Завелись интересные знакомства и у Анны Гумилевой: в поезде соломенная вдовушка однажды разговорилась с Николаем Пуниным, через десять лет она стала его гражданской женой, и брак этот оказался самым длительным из ее замужеств; на вокзале, опоздав на поезд, прочла Георгию Чулкову свои первые настоящие стихи. В ту же зиму в том же поезде приворожила и Николая Недоброво, через четыре года Николай Владимирович написал о поэзии Ахматовой первую серьезную критическую статью.
Г. И. Чулков. «Годы странствий»
«Однажды на вернисаже выставки «Мира Искусства» я заметил высокую стройную сероглазую женщину, окруженную сотрудниками «Аполлона». Меня познакомили. Через несколько дней был вечер Федора Сологуба. Часов в одиннадцать я вышел из Тенишевского зала. Моросил дождь. И характернейший петербургский вечер окутал город своим синеватым волшебным сумраком. У подъезда я встретил опять сероглазую молодую даму. В петербургском вечернем тумане она похожа была на большую птицу, которая привыкла летать высоко, а теперь влачит по земле раненое крыло».
В тот же вечер, продолжает Г. Чулков, он и Ахматова, возвращаясь в Царское Село, опоздали на поезд и, чтобы скоротать время, сели на вокзале за столик:
Среди беседы моя новая знакомая сказала, между прочим:
– А вы знаете, что я пишу стихи?
Полагая, что это одна из многих тогдашних поэтесс, я рассеянно и равнодушно попросил ее прочесть что-нибудь. Она стала читать стихи, какие потом вошли в ее первую книжку “Вечер”.
Первые же строфы, услышанные мною из ее уст, заставили меня насторожиться.
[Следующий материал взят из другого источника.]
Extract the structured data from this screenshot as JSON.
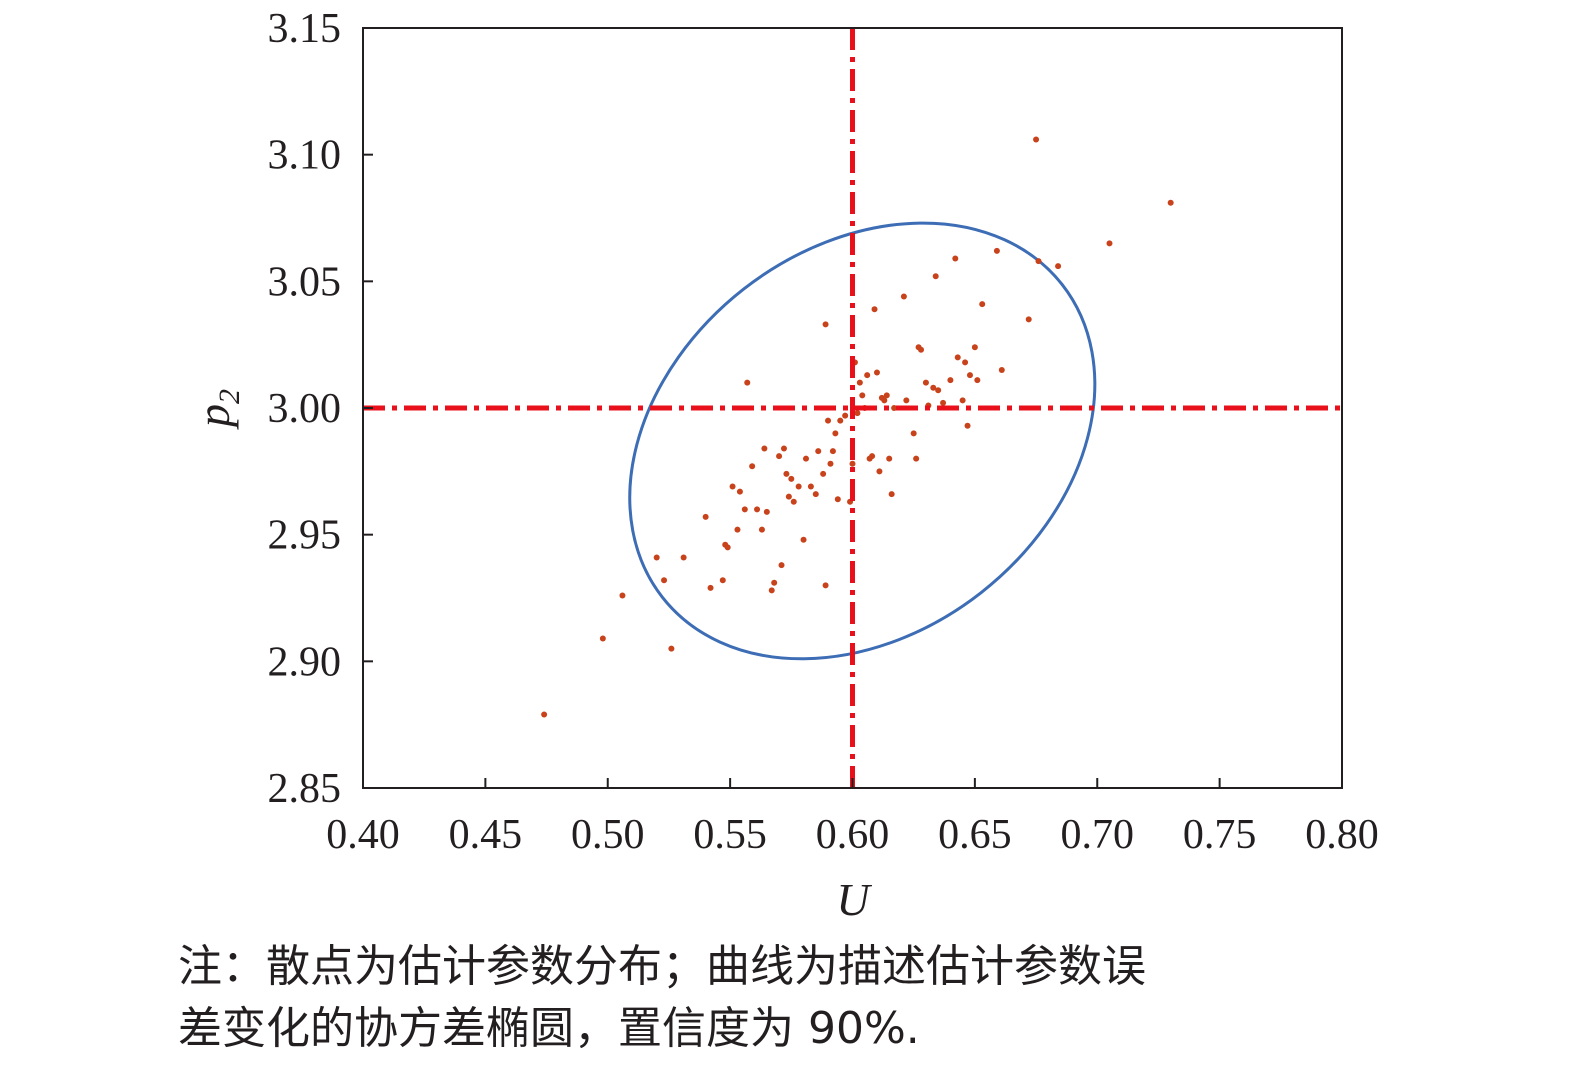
{
  "chart_data": {
    "type": "scatter",
    "xlabel": "U",
    "ylabel": "p",
    "ylabel_subscript": "2",
    "xlim": [
      0.4,
      0.8
    ],
    "ylim": [
      2.85,
      3.15
    ],
    "xticks": [
      "0.40",
      "0.45",
      "0.50",
      "0.55",
      "0.60",
      "0.65",
      "0.70",
      "0.75",
      "0.80"
    ],
    "yticks": [
      "2.85",
      "2.90",
      "2.95",
      "3.00",
      "3.05",
      "3.10",
      "3.15"
    ],
    "reference_lines": {
      "x": 0.6,
      "y": 3.0,
      "color": "#e8101a",
      "style": "dash-dot"
    },
    "ellipse": {
      "color": "#3d6db5",
      "confidence": 0.9,
      "center": [
        0.604,
        2.987
      ],
      "u_extent": [
        0.505,
        0.695
      ],
      "p2_extent": [
        2.901,
        3.073
      ]
    },
    "point_color": "#c8431c",
    "points": [
      [
        0.474,
        2.879
      ],
      [
        0.498,
        2.909
      ],
      [
        0.506,
        2.926
      ],
      [
        0.52,
        2.941
      ],
      [
        0.523,
        2.932
      ],
      [
        0.526,
        2.905
      ],
      [
        0.531,
        2.941
      ],
      [
        0.54,
        2.957
      ],
      [
        0.542,
        2.929
      ],
      [
        0.547,
        2.932
      ],
      [
        0.548,
        2.946
      ],
      [
        0.549,
        2.945
      ],
      [
        0.551,
        2.969
      ],
      [
        0.553,
        2.952
      ],
      [
        0.554,
        2.967
      ],
      [
        0.556,
        2.96
      ],
      [
        0.557,
        3.01
      ],
      [
        0.559,
        2.977
      ],
      [
        0.561,
        2.96
      ],
      [
        0.563,
        2.952
      ],
      [
        0.564,
        2.984
      ],
      [
        0.565,
        2.959
      ],
      [
        0.567,
        2.928
      ],
      [
        0.568,
        2.931
      ],
      [
        0.57,
        2.981
      ],
      [
        0.571,
        2.938
      ],
      [
        0.572,
        2.984
      ],
      [
        0.573,
        2.974
      ],
      [
        0.574,
        2.965
      ],
      [
        0.575,
        2.972
      ],
      [
        0.576,
        2.963
      ],
      [
        0.578,
        2.969
      ],
      [
        0.58,
        2.948
      ],
      [
        0.581,
        2.98
      ],
      [
        0.583,
        2.969
      ],
      [
        0.585,
        2.966
      ],
      [
        0.586,
        2.983
      ],
      [
        0.588,
        2.974
      ],
      [
        0.589,
        2.93
      ],
      [
        0.589,
        3.033
      ],
      [
        0.59,
        2.995
      ],
      [
        0.591,
        2.978
      ],
      [
        0.592,
        2.983
      ],
      [
        0.593,
        2.99
      ],
      [
        0.594,
        2.964
      ],
      [
        0.595,
        2.995
      ],
      [
        0.597,
        2.997
      ],
      [
        0.599,
        2.963
      ],
      [
        0.6,
        2.978
      ],
      [
        0.601,
        3.018
      ],
      [
        0.602,
        2.998
      ],
      [
        0.603,
        3.01
      ],
      [
        0.604,
        3.005
      ],
      [
        0.605,
        3.0
      ],
      [
        0.606,
        3.013
      ],
      [
        0.607,
        2.98
      ],
      [
        0.608,
        2.981
      ],
      [
        0.609,
        3.039
      ],
      [
        0.61,
        3.014
      ],
      [
        0.611,
        2.975
      ],
      [
        0.612,
        3.004
      ],
      [
        0.613,
        3.003
      ],
      [
        0.614,
        3.005
      ],
      [
        0.615,
        2.98
      ],
      [
        0.616,
        2.966
      ],
      [
        0.617,
        3.0
      ],
      [
        0.621,
        3.044
      ],
      [
        0.622,
        3.003
      ],
      [
        0.625,
        2.99
      ],
      [
        0.626,
        2.98
      ],
      [
        0.627,
        3.024
      ],
      [
        0.628,
        3.023
      ],
      [
        0.63,
        3.01
      ],
      [
        0.631,
        3.001
      ],
      [
        0.633,
        3.008
      ],
      [
        0.634,
        3.052
      ],
      [
        0.635,
        3.007
      ],
      [
        0.637,
        3.002
      ],
      [
        0.64,
        3.011
      ],
      [
        0.642,
        3.059
      ],
      [
        0.643,
        3.02
      ],
      [
        0.645,
        3.003
      ],
      [
        0.646,
        3.018
      ],
      [
        0.647,
        2.993
      ],
      [
        0.648,
        3.013
      ],
      [
        0.65,
        3.024
      ],
      [
        0.651,
        3.011
      ],
      [
        0.653,
        3.041
      ],
      [
        0.659,
        3.062
      ],
      [
        0.661,
        3.015
      ],
      [
        0.672,
        3.035
      ],
      [
        0.675,
        3.106
      ],
      [
        0.676,
        3.058
      ],
      [
        0.684,
        3.056
      ],
      [
        0.705,
        3.065
      ],
      [
        0.73,
        3.081
      ]
    ]
  },
  "caption": {
    "line1": "注：散点为估计参数分布；曲线为描述估计参数误",
    "line2": "差变化的协方差椭圆，置信度为 90%."
  }
}
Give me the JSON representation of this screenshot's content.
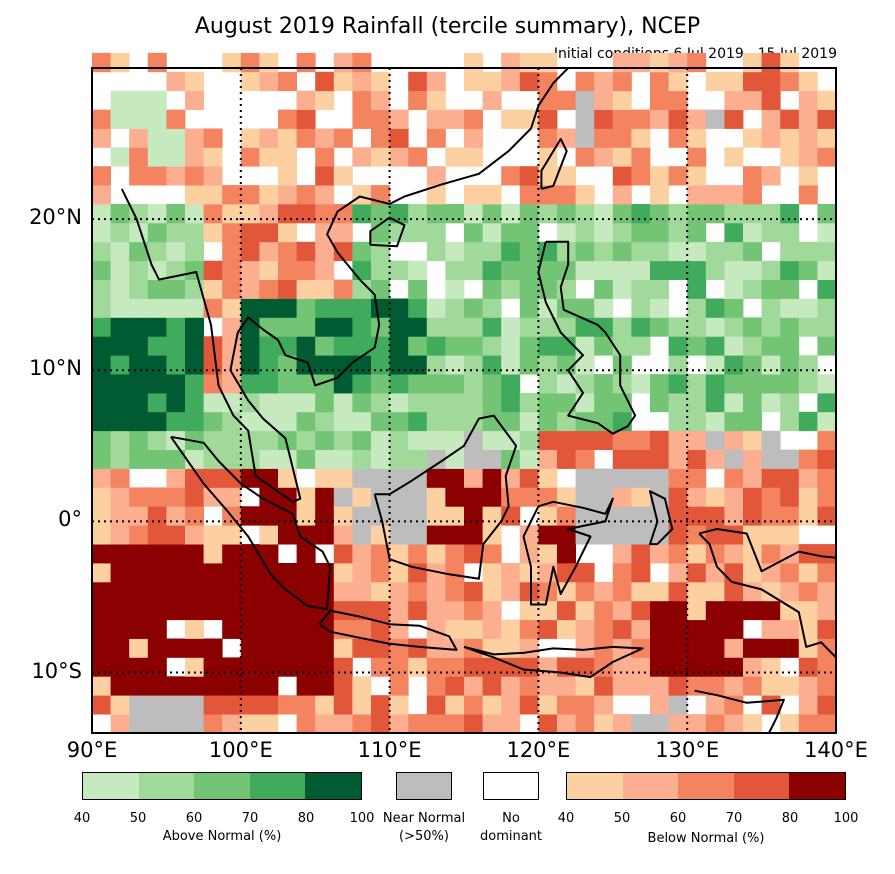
{
  "title": "August 2019 Rainfall (tercile summary), NCEP",
  "subtitle": "Initial conditions 6 Jul 2019 - 15 Jul 2019",
  "map_extent": {
    "lon": [
      90,
      140
    ],
    "lat": [
      -14,
      30
    ]
  },
  "lat_ticks": [
    {
      "value": 20,
      "label": "20°N"
    },
    {
      "value": 10,
      "label": "10°N"
    },
    {
      "value": 0,
      "label": "0°"
    },
    {
      "value": -10,
      "label": "10°S"
    }
  ],
  "lon_ticks": [
    {
      "value": 90,
      "label": "90°E"
    },
    {
      "value": 100,
      "label": "100°E"
    },
    {
      "value": 110,
      "label": "110°E"
    },
    {
      "value": 120,
      "label": "120°E"
    },
    {
      "value": 130,
      "label": "130°E"
    },
    {
      "value": 140,
      "label": "140°E"
    }
  ],
  "colors": {
    "above": [
      "#c7e9c0",
      "#a1d99b",
      "#74c476",
      "#41ab5d",
      "#005a32"
    ],
    "below": [
      "#fdd0a2",
      "#fcae91",
      "#f4845f",
      "#e2573a",
      "#8b0000"
    ],
    "near_normal": "#bdbdbd",
    "no_dominant": "#ffffff"
  },
  "legend": {
    "above": {
      "label": "Above Normal (%)",
      "ticks": [
        "40",
        "50",
        "60",
        "70",
        "80",
        "100"
      ]
    },
    "near": {
      "label_line1": "Near Normal",
      "label_line2": "(>50%)"
    },
    "none": {
      "label_line1": "No",
      "label_line2": "dominant"
    },
    "below": {
      "label": "Below Normal (%)",
      "ticks": [
        "40",
        "50",
        "60",
        "70",
        "80",
        "100"
      ]
    }
  }
}
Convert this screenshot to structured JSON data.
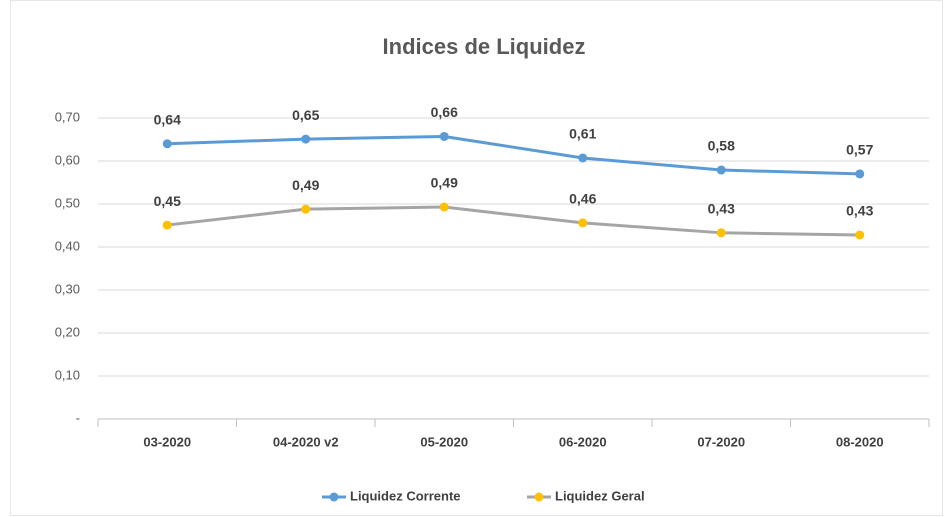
{
  "chart_data": {
    "type": "line",
    "title": "Indices de Liquidez",
    "categories": [
      "03-2020",
      "04-2020 v2",
      "05-2020",
      "06-2020",
      "07-2020",
      "08-2020"
    ],
    "series": [
      {
        "name": "Liquidez Corrente",
        "color": "#5b9bd5",
        "marker_color": "#5b9bd5",
        "values": [
          0.64,
          0.651,
          0.657,
          0.607,
          0.579,
          0.57
        ],
        "value_labels": [
          "0,64",
          "0,65",
          "0,66",
          "0,61",
          "0,58",
          "0,57"
        ]
      },
      {
        "name": "Liquidez Geral",
        "color": "#a5a5a5",
        "marker_color": "#ffc000",
        "values": [
          0.451,
          0.488,
          0.493,
          0.456,
          0.433,
          0.428
        ],
        "value_labels": [
          "0,45",
          "0,49",
          "0,49",
          "0,46",
          "0,43",
          "0,43"
        ]
      }
    ],
    "ylim": [
      0,
      0.7
    ],
    "yticks": [
      {
        "value": 0,
        "label": "-"
      },
      {
        "value": 0.1,
        "label": "0,10"
      },
      {
        "value": 0.2,
        "label": "0,20"
      },
      {
        "value": 0.3,
        "label": "0,30"
      },
      {
        "value": 0.4,
        "label": "0,40"
      },
      {
        "value": 0.5,
        "label": "0,50"
      },
      {
        "value": 0.6,
        "label": "0,60"
      },
      {
        "value": 0.7,
        "label": "0,70"
      }
    ],
    "grid": true,
    "legend": "bottom"
  }
}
– Еще!.. Еще!.. Читайте еще, – бормотал я, наслаждаясь новою своеобразною мелодией, тонким и острым благоуханием живых стихов… Вскоре мне пришлось уехать в Париж на несколько месяцев. Там, в Париже, я опять встретил Ахматову. Это был 1911 год».
Первый успех пришел к Анне Андреевне именно в эту одинокую зиму 1911 года. Однако она не торопилась воспринять его всерьез, считая похвалы раздутыми, а свои стихи «бедными стихами пустейшей девочки».
Своим учителем в поэзии Ахматова всегда называла Иннокентия Анненского.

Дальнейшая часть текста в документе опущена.